The gendered relationship between illicit substance use and self-harm in university students
Bibliographic record
Abstract
PURPOSE: To estimate associations between multiple forms of substance use with self-harming thoughts and behaviours, and to test whether gender is an effect modifier of these associations, both independently and along with perceived risk of cannabis use. METHODS: Data were drawn from the 2018 Norwegian Students' Health and Wellbeing Study (SHoT 2018). A national sample of n = 50,054 full-time Norwegian students (18-35 years) pursuing higher education completed a cross-sectional student health survey, including questions on past-year self-harm: non-suicidal thoughts of self-harm, non-suicidal self-harm, suicidal thoughts, and suicide attempt. Students reported their frequency of past-year alcohol use (range: never to ≥ 4 times/ week), illicit substance consumption, and perceived risk of cannabis use. The AUDIT and CAST screening tools measured problematic alcohol and cannabis consumption, respectively.
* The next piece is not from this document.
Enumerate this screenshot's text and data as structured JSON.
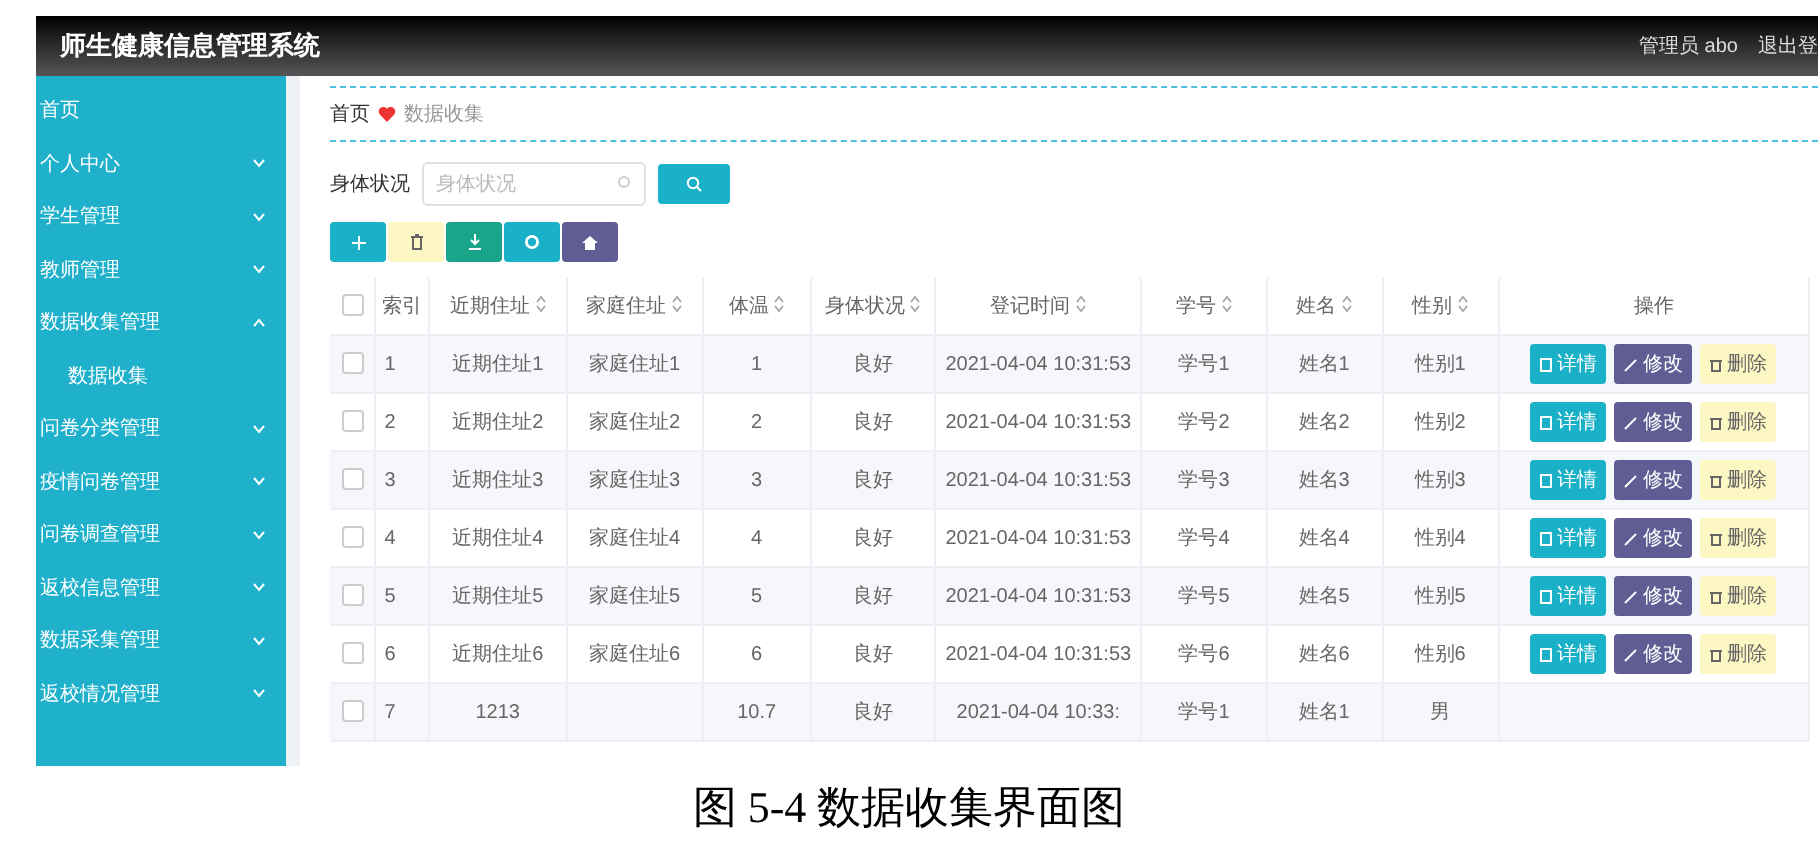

We used logistic regression modelling adjusted for age, symptoms of depression and anxiety, and financial hardship (analytic sample range: n = 48,263 to n = 48,866). RESULTS: The most frequent alcohol consumption category (≥ 4 times/ week) was nearly always associated with more than a two-fold increased likelihood of self-harm. Less frequent alcohol consumption was associated with reduced odds of suicidal thoughts [monthly or less: OR = 0.87 (95% CI: 0.75-1.00), 2-4 times/month: OR = 0.79 (95% CI: 0.69-0.91), and 2-3 times/ week: OR = 0.83 (95% CI: 0.71-0.98)]. Problematic alcohol consumption was associated with most outcomes: odds ranging from 1.09 (95% CI: 1.01-1.18) for suicidal thoughts to 1.33 (95% CI: 1.00-1.77) for suicide attempt. There was evidence of multiple illicit substance by gender interactions: consumption of all but one illicit substance category (other drug use) was associated with all four forms of self-harm for women, but findings among men were less clear. Among men, only one illicit substance category (stimulant) was associated with most forms of self-harm. Women, but not men, who perceived cannabis use as a health risk were more likely to experience non-suicidal thoughts as cannabis consumption increased, and with harmful consumption patterns. CONCLUSION: Frequent alcohol consumption is associated with increased risk of self-harm and suicidality for young women and men. Associations between illicit substance use and self-harm and suicidality appear stronger in women compared to men.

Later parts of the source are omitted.